New PTSD Discharge Guidelines

Army Research looks at new PTSD treatment

The Department of Defense issued supplemental guidelines on Sept. 3 that will help its review boards when considering petitions for discharge upgrades from veterans claiming they had post-traumatic stress disorder (PTSD) at the time of separation.

The guidelines, issued in a memo from Secretary of Defense Chuck Hagel, will be used by DoD's Military Department Boards for Correction of Military/Naval Records. They will help in considering whether servicemembers suffered from PTSD while on active duty, and if that condition may have contributed to their discharges under other-than-honorable conditions.

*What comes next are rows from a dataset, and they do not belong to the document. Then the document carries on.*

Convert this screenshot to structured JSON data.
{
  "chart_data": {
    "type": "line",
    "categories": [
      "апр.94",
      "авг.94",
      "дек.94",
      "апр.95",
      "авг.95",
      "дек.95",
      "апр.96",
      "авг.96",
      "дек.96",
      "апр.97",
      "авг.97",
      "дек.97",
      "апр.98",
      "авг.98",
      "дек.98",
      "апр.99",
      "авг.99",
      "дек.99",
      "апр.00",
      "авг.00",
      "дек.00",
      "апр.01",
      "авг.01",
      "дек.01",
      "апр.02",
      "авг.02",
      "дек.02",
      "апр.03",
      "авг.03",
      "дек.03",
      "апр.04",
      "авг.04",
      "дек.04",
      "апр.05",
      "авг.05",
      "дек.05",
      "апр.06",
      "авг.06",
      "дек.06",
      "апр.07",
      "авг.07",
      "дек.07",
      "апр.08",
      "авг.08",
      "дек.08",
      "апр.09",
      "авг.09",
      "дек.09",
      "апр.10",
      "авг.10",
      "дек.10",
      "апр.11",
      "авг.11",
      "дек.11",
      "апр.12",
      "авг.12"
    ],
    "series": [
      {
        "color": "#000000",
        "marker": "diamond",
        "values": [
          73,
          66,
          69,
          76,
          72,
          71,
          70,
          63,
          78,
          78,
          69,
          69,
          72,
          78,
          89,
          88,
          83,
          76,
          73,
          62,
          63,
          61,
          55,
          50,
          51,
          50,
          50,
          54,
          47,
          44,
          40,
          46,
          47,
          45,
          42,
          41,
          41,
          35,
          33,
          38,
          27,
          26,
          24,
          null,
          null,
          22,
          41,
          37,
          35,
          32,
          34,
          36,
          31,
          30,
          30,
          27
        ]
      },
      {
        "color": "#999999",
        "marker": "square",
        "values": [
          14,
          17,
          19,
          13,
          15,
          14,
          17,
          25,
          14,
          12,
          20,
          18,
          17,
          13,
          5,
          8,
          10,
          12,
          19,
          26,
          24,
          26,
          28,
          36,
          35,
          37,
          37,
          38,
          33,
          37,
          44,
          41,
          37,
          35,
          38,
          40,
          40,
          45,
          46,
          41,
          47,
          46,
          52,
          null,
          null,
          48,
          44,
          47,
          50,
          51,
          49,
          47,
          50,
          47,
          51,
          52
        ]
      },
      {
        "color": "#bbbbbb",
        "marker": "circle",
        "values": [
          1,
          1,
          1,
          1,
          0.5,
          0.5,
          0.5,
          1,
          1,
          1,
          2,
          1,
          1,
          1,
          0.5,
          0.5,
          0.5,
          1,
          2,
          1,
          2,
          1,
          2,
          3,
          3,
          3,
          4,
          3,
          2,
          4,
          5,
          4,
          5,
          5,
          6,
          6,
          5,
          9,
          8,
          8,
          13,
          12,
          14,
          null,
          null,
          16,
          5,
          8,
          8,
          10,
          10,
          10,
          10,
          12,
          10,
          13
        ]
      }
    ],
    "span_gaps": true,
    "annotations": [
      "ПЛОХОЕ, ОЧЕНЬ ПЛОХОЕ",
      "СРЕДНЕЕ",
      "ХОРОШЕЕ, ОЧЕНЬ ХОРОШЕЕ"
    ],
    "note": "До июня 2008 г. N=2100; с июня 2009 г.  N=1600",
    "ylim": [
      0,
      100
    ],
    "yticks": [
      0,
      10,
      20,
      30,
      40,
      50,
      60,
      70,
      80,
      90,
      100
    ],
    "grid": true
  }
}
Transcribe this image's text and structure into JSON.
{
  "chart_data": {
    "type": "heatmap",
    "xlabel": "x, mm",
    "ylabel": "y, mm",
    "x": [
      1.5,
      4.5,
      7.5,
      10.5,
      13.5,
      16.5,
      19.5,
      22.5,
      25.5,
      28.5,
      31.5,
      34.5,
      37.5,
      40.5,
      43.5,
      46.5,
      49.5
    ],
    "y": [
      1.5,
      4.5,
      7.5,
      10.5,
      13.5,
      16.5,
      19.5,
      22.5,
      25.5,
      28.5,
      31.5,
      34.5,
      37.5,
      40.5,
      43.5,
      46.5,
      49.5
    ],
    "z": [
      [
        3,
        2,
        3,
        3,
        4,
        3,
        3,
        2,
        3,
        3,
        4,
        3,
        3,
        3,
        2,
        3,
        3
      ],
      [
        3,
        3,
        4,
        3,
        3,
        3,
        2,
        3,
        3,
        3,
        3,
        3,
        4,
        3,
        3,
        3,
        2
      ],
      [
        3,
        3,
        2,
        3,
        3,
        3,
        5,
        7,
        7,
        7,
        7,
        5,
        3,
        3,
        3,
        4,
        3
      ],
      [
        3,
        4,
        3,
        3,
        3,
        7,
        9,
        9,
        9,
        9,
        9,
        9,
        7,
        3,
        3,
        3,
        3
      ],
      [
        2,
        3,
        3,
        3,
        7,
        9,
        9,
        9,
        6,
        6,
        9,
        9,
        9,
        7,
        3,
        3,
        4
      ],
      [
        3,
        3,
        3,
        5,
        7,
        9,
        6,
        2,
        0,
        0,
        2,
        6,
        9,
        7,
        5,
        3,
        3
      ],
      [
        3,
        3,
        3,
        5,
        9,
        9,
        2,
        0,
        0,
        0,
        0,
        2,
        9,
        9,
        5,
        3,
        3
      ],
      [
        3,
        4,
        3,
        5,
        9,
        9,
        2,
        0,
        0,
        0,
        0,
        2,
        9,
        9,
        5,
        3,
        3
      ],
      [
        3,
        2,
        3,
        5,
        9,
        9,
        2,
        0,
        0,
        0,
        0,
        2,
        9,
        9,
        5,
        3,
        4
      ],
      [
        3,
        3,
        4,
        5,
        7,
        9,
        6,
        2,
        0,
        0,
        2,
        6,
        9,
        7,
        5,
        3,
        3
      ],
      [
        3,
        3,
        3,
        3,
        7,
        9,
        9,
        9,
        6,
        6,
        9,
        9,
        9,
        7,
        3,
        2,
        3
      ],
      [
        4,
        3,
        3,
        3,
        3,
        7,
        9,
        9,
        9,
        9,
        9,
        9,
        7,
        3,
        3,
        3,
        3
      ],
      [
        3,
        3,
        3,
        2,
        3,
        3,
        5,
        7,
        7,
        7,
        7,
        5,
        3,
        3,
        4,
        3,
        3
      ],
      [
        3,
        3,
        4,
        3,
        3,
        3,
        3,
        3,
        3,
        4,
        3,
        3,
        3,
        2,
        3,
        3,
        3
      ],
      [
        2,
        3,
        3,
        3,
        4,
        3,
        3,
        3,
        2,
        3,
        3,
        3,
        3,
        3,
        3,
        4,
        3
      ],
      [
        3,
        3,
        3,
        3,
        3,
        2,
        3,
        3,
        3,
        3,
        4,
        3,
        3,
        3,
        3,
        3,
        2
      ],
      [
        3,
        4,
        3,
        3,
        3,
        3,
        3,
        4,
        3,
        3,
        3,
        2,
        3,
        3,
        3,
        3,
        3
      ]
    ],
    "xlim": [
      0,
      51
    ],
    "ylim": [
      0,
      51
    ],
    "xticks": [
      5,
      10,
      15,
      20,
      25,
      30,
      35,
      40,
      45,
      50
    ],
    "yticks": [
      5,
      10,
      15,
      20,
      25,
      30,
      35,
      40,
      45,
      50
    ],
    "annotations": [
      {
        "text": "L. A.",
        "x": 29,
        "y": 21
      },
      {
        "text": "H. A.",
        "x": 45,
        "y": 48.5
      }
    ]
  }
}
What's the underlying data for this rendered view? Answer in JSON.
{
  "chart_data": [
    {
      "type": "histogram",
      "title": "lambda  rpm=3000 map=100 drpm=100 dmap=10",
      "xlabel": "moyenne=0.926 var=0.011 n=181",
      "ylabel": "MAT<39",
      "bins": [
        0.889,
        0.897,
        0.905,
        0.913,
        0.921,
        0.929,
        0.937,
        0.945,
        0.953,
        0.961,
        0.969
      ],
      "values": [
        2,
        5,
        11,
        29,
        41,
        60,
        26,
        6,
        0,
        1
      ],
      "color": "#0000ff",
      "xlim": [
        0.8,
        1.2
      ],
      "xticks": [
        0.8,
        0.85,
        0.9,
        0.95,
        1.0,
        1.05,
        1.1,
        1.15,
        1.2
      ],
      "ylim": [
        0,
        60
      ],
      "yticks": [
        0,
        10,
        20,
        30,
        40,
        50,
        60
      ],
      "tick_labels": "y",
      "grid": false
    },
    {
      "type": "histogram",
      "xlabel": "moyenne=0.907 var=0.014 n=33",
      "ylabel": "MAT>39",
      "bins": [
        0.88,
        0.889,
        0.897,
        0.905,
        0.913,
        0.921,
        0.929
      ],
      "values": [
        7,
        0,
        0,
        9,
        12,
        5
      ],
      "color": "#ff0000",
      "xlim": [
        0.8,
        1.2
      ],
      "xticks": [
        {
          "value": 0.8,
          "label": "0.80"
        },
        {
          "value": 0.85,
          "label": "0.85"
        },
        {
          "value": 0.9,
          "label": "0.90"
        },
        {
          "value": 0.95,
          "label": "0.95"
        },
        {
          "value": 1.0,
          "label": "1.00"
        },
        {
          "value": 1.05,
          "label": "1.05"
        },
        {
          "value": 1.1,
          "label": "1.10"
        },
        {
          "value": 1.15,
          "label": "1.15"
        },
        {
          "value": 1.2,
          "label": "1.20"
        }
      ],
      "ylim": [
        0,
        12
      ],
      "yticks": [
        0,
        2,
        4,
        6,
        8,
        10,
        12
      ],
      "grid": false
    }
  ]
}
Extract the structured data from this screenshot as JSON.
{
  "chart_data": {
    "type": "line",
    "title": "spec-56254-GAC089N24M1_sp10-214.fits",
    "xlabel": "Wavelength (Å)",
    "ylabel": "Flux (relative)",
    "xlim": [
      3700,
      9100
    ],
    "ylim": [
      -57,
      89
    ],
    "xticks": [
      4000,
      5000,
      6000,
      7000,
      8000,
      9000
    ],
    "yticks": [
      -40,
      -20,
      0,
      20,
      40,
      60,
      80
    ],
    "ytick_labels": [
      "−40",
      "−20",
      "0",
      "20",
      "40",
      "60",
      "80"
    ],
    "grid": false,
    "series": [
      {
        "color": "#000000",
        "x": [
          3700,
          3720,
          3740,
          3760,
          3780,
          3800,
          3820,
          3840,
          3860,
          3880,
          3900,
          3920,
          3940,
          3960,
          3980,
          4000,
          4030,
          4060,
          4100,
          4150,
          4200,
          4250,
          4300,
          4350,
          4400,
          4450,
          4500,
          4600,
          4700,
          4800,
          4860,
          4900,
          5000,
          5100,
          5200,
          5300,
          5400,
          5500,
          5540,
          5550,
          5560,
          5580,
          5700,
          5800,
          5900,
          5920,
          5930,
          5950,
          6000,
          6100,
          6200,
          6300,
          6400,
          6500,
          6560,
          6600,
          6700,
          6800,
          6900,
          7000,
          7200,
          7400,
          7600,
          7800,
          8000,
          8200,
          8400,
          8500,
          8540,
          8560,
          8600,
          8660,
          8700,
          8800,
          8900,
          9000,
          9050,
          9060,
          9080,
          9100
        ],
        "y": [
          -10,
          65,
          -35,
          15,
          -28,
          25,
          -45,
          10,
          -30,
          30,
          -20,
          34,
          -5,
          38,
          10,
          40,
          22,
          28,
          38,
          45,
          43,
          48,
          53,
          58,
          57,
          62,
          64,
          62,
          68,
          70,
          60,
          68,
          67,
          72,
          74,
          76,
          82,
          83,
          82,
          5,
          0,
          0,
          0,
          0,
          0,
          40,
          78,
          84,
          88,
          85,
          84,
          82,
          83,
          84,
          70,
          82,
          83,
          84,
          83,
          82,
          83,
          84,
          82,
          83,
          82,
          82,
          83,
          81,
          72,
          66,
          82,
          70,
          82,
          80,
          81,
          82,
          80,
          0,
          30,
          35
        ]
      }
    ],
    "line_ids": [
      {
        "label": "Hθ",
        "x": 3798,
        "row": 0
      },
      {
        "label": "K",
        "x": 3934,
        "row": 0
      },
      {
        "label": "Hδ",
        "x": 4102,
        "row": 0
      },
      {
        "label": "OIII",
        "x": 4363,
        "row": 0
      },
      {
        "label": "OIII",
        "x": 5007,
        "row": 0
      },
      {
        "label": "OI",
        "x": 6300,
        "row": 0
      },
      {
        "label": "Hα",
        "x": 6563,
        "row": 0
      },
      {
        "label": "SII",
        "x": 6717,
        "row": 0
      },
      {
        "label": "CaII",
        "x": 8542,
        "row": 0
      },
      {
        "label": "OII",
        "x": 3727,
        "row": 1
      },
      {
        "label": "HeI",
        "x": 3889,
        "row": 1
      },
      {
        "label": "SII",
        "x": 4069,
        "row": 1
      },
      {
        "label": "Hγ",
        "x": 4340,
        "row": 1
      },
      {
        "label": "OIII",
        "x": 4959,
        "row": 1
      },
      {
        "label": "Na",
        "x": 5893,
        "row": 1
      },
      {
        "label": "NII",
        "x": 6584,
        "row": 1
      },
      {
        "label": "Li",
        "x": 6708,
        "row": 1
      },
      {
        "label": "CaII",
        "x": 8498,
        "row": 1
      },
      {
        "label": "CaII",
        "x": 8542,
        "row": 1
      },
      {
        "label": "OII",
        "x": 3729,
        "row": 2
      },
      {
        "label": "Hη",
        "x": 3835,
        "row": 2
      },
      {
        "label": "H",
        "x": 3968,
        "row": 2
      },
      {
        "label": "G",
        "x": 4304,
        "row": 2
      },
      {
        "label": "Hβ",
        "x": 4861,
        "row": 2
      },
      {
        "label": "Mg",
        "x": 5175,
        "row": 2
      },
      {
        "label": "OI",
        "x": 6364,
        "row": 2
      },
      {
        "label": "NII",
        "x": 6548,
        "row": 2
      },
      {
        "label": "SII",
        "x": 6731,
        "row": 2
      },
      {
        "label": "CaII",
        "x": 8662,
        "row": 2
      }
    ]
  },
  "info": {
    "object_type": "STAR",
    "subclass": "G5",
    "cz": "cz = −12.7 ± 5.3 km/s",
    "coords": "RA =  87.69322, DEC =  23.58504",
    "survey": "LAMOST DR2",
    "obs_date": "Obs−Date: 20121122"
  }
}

American Legion National Commander Michael D. Helm welcomed DoD's announcement.

"As the only veterans service organization that automatically helps veterans with discharge petitions, The American Legion knows that many veterans are going to get the break they have deserved for several decades," Helm said.

Helm said the Legion's office in Washington handles many petitions from veterans to have their discharges upgraded to the "honorable" or "general" categories. "Many of those veterans getting our help served in Vietnam, and many of them came home with undiagnosed PTSD and a bad conduct or dishonorable discharge they never should have received."

The Legion's Washington office participated in a conference call on Sept. 4 with DoD experts who clarified the meaning and effect of the new guideline and answered questions.

In 2013, The American Legion handled 211 discharge petitions and appeared at 85 military board hearings. Of the 193 petitions decided on, 60 of them received upgrades.